26.2.08

Crianças

Por João Paulo Guerra
A pobreza infantil é uma nódoa da política portuguesa já marcada por situações de fome. Ora, se não têm pão, comam ‘brioches’.
AQUI HÁ UNS TRÊS MESES, numa cerimónia pública de apresentação de um livro, as palavras de um prelado português impressionaram vivamente quem as ouviu: “Cada vez que vejo um pobre a dormir na rua penso que nesse dia e por esse motivo o governo do país devia cair”. O que terá proclamado o bispo ao ler, nos jornais de ontem, os dados europeus sobre a pobreza infantil em Portugal? Há estatísticas que trazem consigo tanto sofrimento e amargura de tanta gente indefesa que só mesmo corações empedernidos e sensibilidades sociais embotadas podem ficar indiferentes. É o caso dos dados europeus que, uma vez mais, envergonham Portugal e deveriam rebaixar os titulares do poder em Portugal.
Só que os titulares do poder estão tão inebriados consigo próprios, tão enlevados com a sua própria propaganda, tão extasiados com os elogios das clientelas, tão cegos pelo brilho do dinheiro dos compartes e pelo sucesso dos interesses que não há miséria que os comova.

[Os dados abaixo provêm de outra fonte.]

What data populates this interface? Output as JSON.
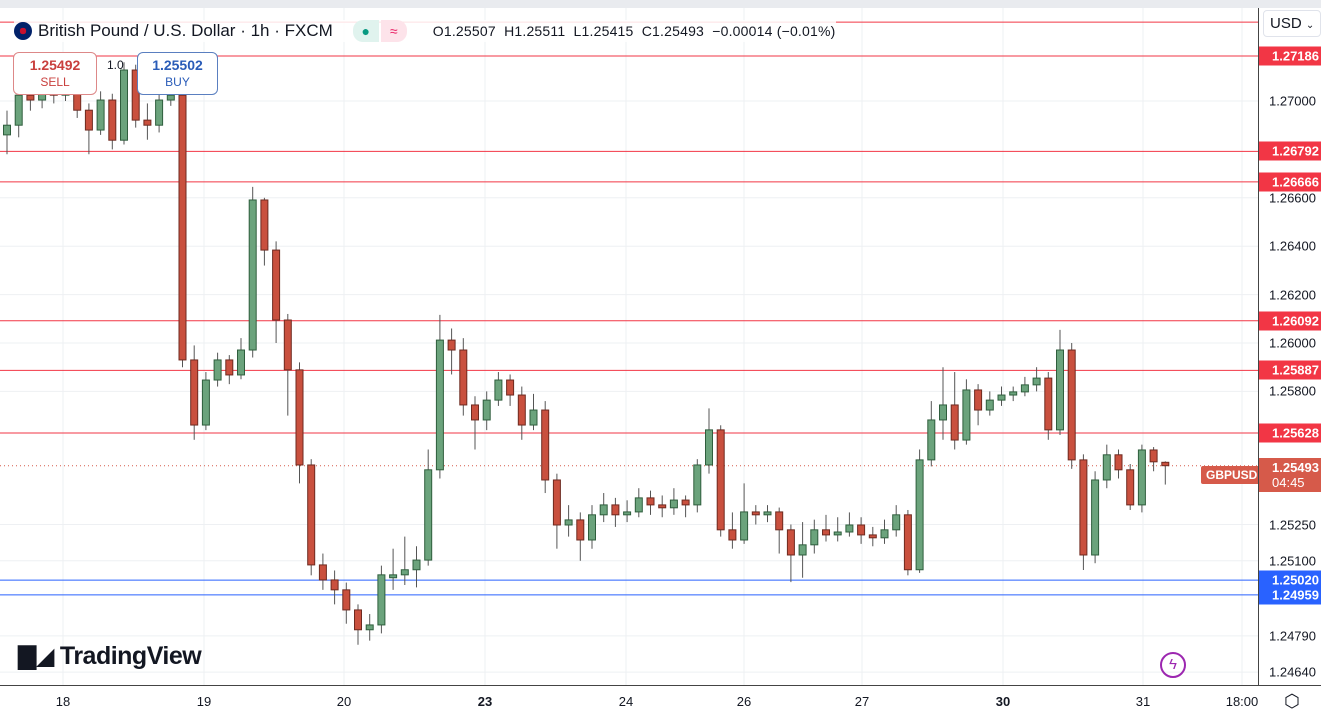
{
  "header": {
    "title": "British Pound / U.S. Dollar · 1h · FXCM",
    "open": "O1.25507",
    "high": "H1.25511",
    "low": "L1.25415",
    "close": "C1.25493",
    "change": "−0.00014 (−0.01%)"
  },
  "trade": {
    "sell_price": "1.25492",
    "sell_label": "SELL",
    "buy_price": "1.25502",
    "buy_label": "BUY",
    "spread": "1.0"
  },
  "currency": "USD",
  "logo": "TradingView",
  "colors": {
    "up": "#6ba37c",
    "down": "#c9503e",
    "resistance": "#f23645",
    "support": "#2962ff",
    "last": "#d65a4a"
  },
  "last": {
    "symbol": "GBPUSD",
    "price": "1.25493",
    "countdown": "04:45"
  },
  "chart_data": {
    "type": "candlestick",
    "interval": "1h",
    "ylim": [
      1.246,
      1.2742
    ],
    "y_ticks": [
      "1.27000",
      "1.26600",
      "1.26400",
      "1.26200",
      "1.26000",
      "1.25800",
      "1.25250",
      "1.25100",
      "1.24790",
      "1.24640"
    ],
    "x_ticks": [
      "18",
      "19",
      "20",
      "23",
      "24",
      "26",
      "27",
      "30",
      "31",
      "18:00"
    ],
    "levels": [
      {
        "price": 1.27326,
        "label": "",
        "type": "resistance"
      },
      {
        "price": 1.27186,
        "label": "1.27186",
        "type": "resistance"
      },
      {
        "price": 1.26792,
        "label": "1.26792",
        "type": "resistance"
      },
      {
        "price": 1.26666,
        "label": "1.26666",
        "type": "resistance"
      },
      {
        "price": 1.26092,
        "label": "1.26092",
        "type": "resistance"
      },
      {
        "price": 1.25887,
        "label": "1.25887",
        "type": "resistance"
      },
      {
        "price": 1.25628,
        "label": "1.25628",
        "type": "resistance"
      },
      {
        "price": 1.2502,
        "label": "1.25020",
        "type": "support"
      },
      {
        "price": 1.24959,
        "label": "1.24959",
        "type": "support"
      }
    ],
    "ohlc": [
      [
        1.2686,
        1.2696,
        1.2678,
        1.269
      ],
      [
        1.269,
        1.2706,
        1.2685,
        1.27024
      ],
      [
        1.27024,
        1.2707,
        1.2696,
        1.27004
      ],
      [
        1.27004,
        1.271,
        1.2697,
        1.27066
      ],
      [
        1.27066,
        1.271,
        1.2699,
        1.27024
      ],
      [
        1.27024,
        1.2712,
        1.27,
        1.27086
      ],
      [
        1.27086,
        1.2711,
        1.2693,
        1.26962
      ],
      [
        1.26962,
        1.2699,
        1.2678,
        1.2688
      ],
      [
        1.2688,
        1.2704,
        1.2686,
        1.27004
      ],
      [
        1.27004,
        1.2703,
        1.268,
        1.26838
      ],
      [
        1.26838,
        1.2716,
        1.2682,
        1.27128
      ],
      [
        1.27128,
        1.2715,
        1.2689,
        1.26921
      ],
      [
        1.26921,
        1.2699,
        1.2684,
        1.269
      ],
      [
        1.269,
        1.2704,
        1.2687,
        1.27004
      ],
      [
        1.27004,
        1.2706,
        1.2698,
        1.27024
      ],
      [
        1.27024,
        1.2704,
        1.259,
        1.2593
      ],
      [
        1.2593,
        1.2599,
        1.256,
        1.25661
      ],
      [
        1.25661,
        1.2588,
        1.2564,
        1.25847
      ],
      [
        1.25847,
        1.2596,
        1.2582,
        1.2593
      ],
      [
        1.2593,
        1.2595,
        1.2583,
        1.25868
      ],
      [
        1.25868,
        1.2602,
        1.2585,
        1.25971
      ],
      [
        1.25971,
        1.26645,
        1.2594,
        1.26591
      ],
      [
        1.26591,
        1.266,
        1.2632,
        1.26384
      ],
      [
        1.26384,
        1.2642,
        1.26,
        1.26095
      ],
      [
        1.26095,
        1.2612,
        1.257,
        1.25889
      ],
      [
        1.25889,
        1.2592,
        1.2542,
        1.25496
      ],
      [
        1.25496,
        1.2552,
        1.2504,
        1.25083
      ],
      [
        1.25083,
        1.2513,
        1.2498,
        1.25021
      ],
      [
        1.25021,
        1.2506,
        1.2492,
        1.2498
      ],
      [
        1.2498,
        1.2501,
        1.2484,
        1.24897
      ],
      [
        1.24897,
        1.2492,
        1.24753,
        1.24815
      ],
      [
        1.24815,
        1.2488,
        1.2477,
        1.24835
      ],
      [
        1.24835,
        1.2508,
        1.248,
        1.25042
      ],
      [
        1.2503,
        1.2515,
        1.2498,
        1.25042
      ],
      [
        1.25042,
        1.252,
        1.25,
        1.25063
      ],
      [
        1.25063,
        1.2516,
        1.2499,
        1.25103
      ],
      [
        1.25103,
        1.2556,
        1.2508,
        1.25476
      ],
      [
        1.25476,
        1.26116,
        1.2544,
        1.26012
      ],
      [
        1.26012,
        1.2606,
        1.2587,
        1.25971
      ],
      [
        1.25971,
        1.2602,
        1.257,
        1.25744
      ],
      [
        1.25744,
        1.2578,
        1.2556,
        1.25682
      ],
      [
        1.25682,
        1.258,
        1.2564,
        1.25764
      ],
      [
        1.25764,
        1.2588,
        1.2574,
        1.25847
      ],
      [
        1.25847,
        1.2587,
        1.2574,
        1.25785
      ],
      [
        1.25785,
        1.2582,
        1.256,
        1.25661
      ],
      [
        1.25661,
        1.2579,
        1.2564,
        1.25723
      ],
      [
        1.25723,
        1.2576,
        1.2538,
        1.25434
      ],
      [
        1.25434,
        1.2546,
        1.2515,
        1.25248
      ],
      [
        1.25248,
        1.2533,
        1.252,
        1.25269
      ],
      [
        1.25269,
        1.253,
        1.251,
        1.25186
      ],
      [
        1.25186,
        1.2533,
        1.2515,
        1.2529
      ],
      [
        1.2529,
        1.2538,
        1.2526,
        1.25331
      ],
      [
        1.25331,
        1.2536,
        1.2524,
        1.2529
      ],
      [
        1.2529,
        1.2535,
        1.2526,
        1.25302
      ],
      [
        1.25302,
        1.254,
        1.2528,
        1.2536
      ],
      [
        1.2536,
        1.2539,
        1.2529,
        1.25331
      ],
      [
        1.25331,
        1.2537,
        1.2528,
        1.25319
      ],
      [
        1.25319,
        1.254,
        1.2529,
        1.25351
      ],
      [
        1.25351,
        1.2537,
        1.2528,
        1.25331
      ],
      [
        1.25331,
        1.2552,
        1.253,
        1.25496
      ],
      [
        1.25496,
        1.2573,
        1.2546,
        1.25641
      ],
      [
        1.25641,
        1.2566,
        1.252,
        1.25228
      ],
      [
        1.25228,
        1.253,
        1.2515,
        1.25186
      ],
      [
        1.25186,
        1.2542,
        1.2517,
        1.25302
      ],
      [
        1.25302,
        1.2533,
        1.2525,
        1.2529
      ],
      [
        1.2529,
        1.2533,
        1.2526,
        1.25302
      ],
      [
        1.25302,
        1.2532,
        1.2513,
        1.25228
      ],
      [
        1.25228,
        1.2525,
        1.25012,
        1.25124
      ],
      [
        1.25124,
        1.2526,
        1.2503,
        1.25166
      ],
      [
        1.25166,
        1.2527,
        1.2513,
        1.25228
      ],
      [
        1.25228,
        1.2529,
        1.2518,
        1.25207
      ],
      [
        1.25207,
        1.2528,
        1.2518,
        1.25219
      ],
      [
        1.25219,
        1.253,
        1.252,
        1.25248
      ],
      [
        1.25248,
        1.2528,
        1.2517,
        1.25207
      ],
      [
        1.25207,
        1.2524,
        1.2516,
        1.25195
      ],
      [
        1.25195,
        1.2527,
        1.2517,
        1.25228
      ],
      [
        1.25228,
        1.2533,
        1.252,
        1.2529
      ],
      [
        1.2529,
        1.2531,
        1.2504,
        1.25063
      ],
      [
        1.25063,
        1.2556,
        1.2505,
        1.25517
      ],
      [
        1.25517,
        1.2576,
        1.2549,
        1.25682
      ],
      [
        1.25682,
        1.259,
        1.256,
        1.25744
      ],
      [
        1.25744,
        1.2588,
        1.2556,
        1.25599
      ],
      [
        1.25599,
        1.2585,
        1.2558,
        1.25806
      ],
      [
        1.25806,
        1.2583,
        1.2566,
        1.25723
      ],
      [
        1.25723,
        1.258,
        1.257,
        1.25764
      ],
      [
        1.25764,
        1.2582,
        1.2574,
        1.25785
      ],
      [
        1.25785,
        1.2582,
        1.2576,
        1.25798
      ],
      [
        1.25798,
        1.2586,
        1.2578,
        1.25827
      ],
      [
        1.25827,
        1.259,
        1.258,
        1.25855
      ],
      [
        1.25855,
        1.2588,
        1.256,
        1.25641
      ],
      [
        1.25641,
        1.26054,
        1.2562,
        1.25971
      ],
      [
        1.25971,
        1.26,
        1.2548,
        1.25517
      ],
      [
        1.25517,
        1.2554,
        1.25062,
        1.25124
      ],
      [
        1.25124,
        1.2547,
        1.2509,
        1.25434
      ],
      [
        1.25434,
        1.2558,
        1.254,
        1.25538
      ],
      [
        1.25538,
        1.2556,
        1.2544,
        1.25476
      ],
      [
        1.25476,
        1.255,
        1.2531,
        1.25331
      ],
      [
        1.25331,
        1.2558,
        1.253,
        1.25558
      ],
      [
        1.25558,
        1.2557,
        1.2547,
        1.25509
      ],
      [
        1.25507,
        1.25511,
        1.25415,
        1.25493
      ]
    ]
  }
}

No último caso conhecido, os dados europeus revelam que Portugal é o segundo país europeu onde o risco de pobreza infantil é maior e mais duradouro. A situação piorou desde o relatório anterior e hoje em Portugal já existe um número considerável de crianças que sofre de sérias carências alimentares. Não consta que o Governo, de acordo com a vontade do bispo, tenha caído e nem é de prever que se tenha sentido minimamente incomodado. As muito pobres crianças portuguesas – uma em cada cinco – se não têm pão que comam ‘brioches’, como dizia Maria Antonieta, e siga em frente a tilintante marcha dos interesses.
«Diário Económico» de 26 Fev 08 - c.a.a.